Em 2008, os representantes da então recém-formada Liga Nacional de Basquete negociaram com os dirigentes à época da Confederação Brasileira de Basquete, comandada pelo finado Grego, a concessão de uma chancela para organização do campeonato masculino adulto que eventualmente virou o NBB, a “segunda divisão” – Liga Ouro, e por último a Liga de Desenvolvimento (LDB). Essa chancela tem grande importância esportivamente porque somente com ela os times do NBB podem disputar competições internacionais da Fiba Américas, e os atletas do NBB teriam acesso ao sistema Fiba para eventuais transferências. O documento original tinha validade de 100 (cem) anos. Isso mesmo. Um século. O que cabia à CBB? O tribunal esportivo, a cessão de árbitros e cuidar da seleção Brasileira.
O cenário mudaria um pouco em 2017, quando Guy Peixoto assumiu a Confederação. O novo mandatário não poderia ter encontrado um cenário mais de terra arrasada. Ao “abrir a porta” da sede da confederação, o atual presidente encontrou dívidas, problemas para captação de recursos via lei de incentivo, e uma seleção Brasileira que vinha de uma dura derrota nas Olimpíadas do Rio em 2016. O que funcionava, e basicamente funciona, no basquete nacional? O NBB. Se tinha uma chance de manter o basquete nacional relevante, era com o NBB. Por quê? Porque os jogadores que iriam servir à Seleção para a próxima década eram os jogadores do NBB. O que acabou acontecendo. Nomes como Lucas Dias, Georginho, Yago e Bruno Caboclo são frutos de campeonatos como a LDB e o NBB. A fórmula é simples: com uma seleção forte, mais chance de captar receitas no mercado.
Em um primeiro momento, tudo ficou como estava. A coisa começou a mudar de figura em 2018. A CBB informa que na verdade a chancela se tornaria uma portaria e que nesta portaria ficaria definido que a Liga Ouro, segunda divisão do NBB, se encerraria em 2019 e este campeonato passaria a ser organizado pela CBB. Com uma concessão: quem vencesse e atendesse os critérios da LNB disputaria o NBB.
Tivemos duas edições do Campeonato Brasileiro e a vida seguiu. O momento “Franz Ferdinand” aconteceu na temporada 2021/22. O São José venceu o Campeonato Brasileiro da CBB, enquanto o Paulistano foi o sétimo colocado no NBB da época. Pela regra antiga, o Paulistano deveria pegar a vaga para a Sul-Americana. Porém, no acordo novo, a CBB deveria apontar uma destas vagas. O São José informou à CBB que não disputaria. Assim, a Confederação indicou a Liga Sorocabana, 2ª colocada daquele campeonato Brasileiro, para o lugar. A Liga Nacional entrou com uma liminar contra a CBB e a Liga Sorocabana para tentar manter o Paulistano como indicação. Depois de uma briga judicial, a Sorocabana participou daquela edição da Copa Sul-Americana.

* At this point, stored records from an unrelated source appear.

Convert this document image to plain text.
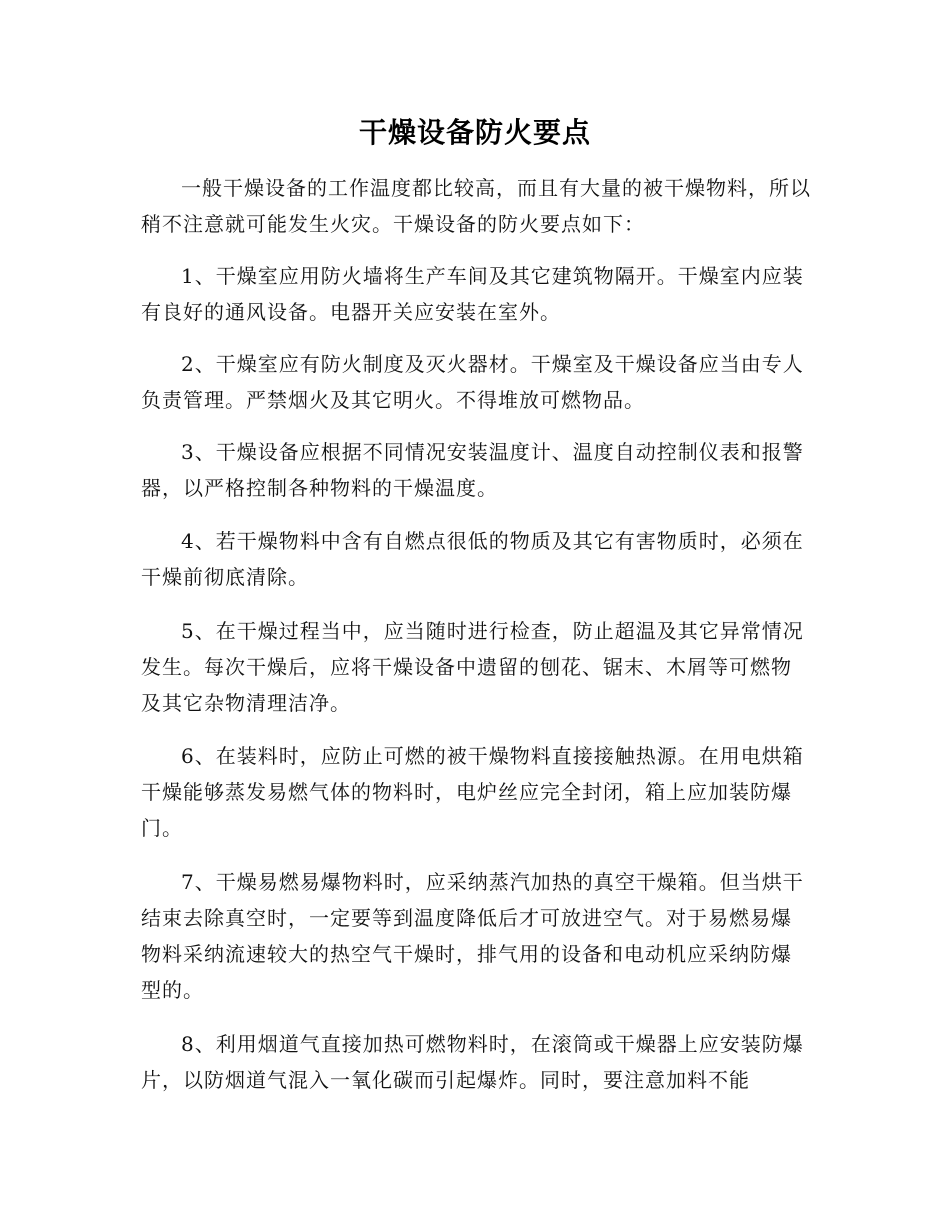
干燥设备防火要点

一般干燥设备的工作温度都比较高，而且有大量的被干燥物料，所以稍不注意就可能发生火灾。干燥设备的防火要点如下：

1、干燥室应用防火墙将生产车间及其它建筑物隔开。干燥室内应装有良好的通风设备。电器开关应安装在室外。

2、干燥室应有防火制度及灭火器材。干燥室及干燥设备应当由专人负责管理。严禁烟火及其它明火。不得堆放可燃物品。

3、干燥设备应根据不同情况安装温度计、温度自动控制仪表和报警器，以严格控制各种物料的干燥温度。

4、若干燥物料中含有自燃点很低的物质及其它有害物质时，必须在干燥前彻底清除。

5、在干燥过程当中，应当随时进行检查，防止超温及其它异常情况发生。每次干燥后，应将干燥设备中遗留的刨花、锯末、木屑等可燃物及其它杂物清理洁净。

6、在装料时，应防止可燃的被干燥物料直接接触热源。在用电烘箱干燥能够蒸发易燃气体的物料时，电炉丝应完全封闭，箱上应加装防爆门。

7、干燥易燃易爆物料时，应采纳蒸汽加热的真空干燥箱。但当烘干结束去除真空时，一定要等到温度降低后才可放进空气。对于易燃易爆物料采纳流速较大的热空气干燥时，排气用的设备和电动机应采纳防爆型的。

8、利用烟道气直接加热可燃物料时，在滚筒或干燥器上应安装防爆片，以防烟道气混入一氧化碳而引起爆炸。同时，要注意加料不能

O que essa “Guerra Fria” precisava para o seu estopim era uma cisão. E ela chegou com a crise de setembro de 2022. Enquanto a seleção brasileira disputava sua primeira competição internacional desde as Olimpíadas em Recife, na AmeriCup, os bastidores do basquete nacional entravam em ebulição. Se em quadra o técnico e jogadores eram crias do NBB, fora dela a incerteza cercava o NBB 2022/23.
Até o dia 17 de outubro de 2022. Em uma portaria publicada nesta data pela Confederação Brasileira de Basquete, o presidente Guy Peixoto assina o documento que abre com o seguinte: “Art. 1º – A CBB chancela o campeonato brasileiro de clubes de basquetebol adulto masculino, denominado Novo Basquete Brasil – NBB da temporada 2022/2023, promovido e organizado pela LNB, segundo as normas estabelecidas pela FIBA e CBB.”. A portaria, na íntegra, está aqui. Ou seja, teremos mais um ano de NBB e pronto. De acordo com o documento, quando o cronometro zera no Pedrocão para Franca e São Paulo, acaba assim a chancela da CBB.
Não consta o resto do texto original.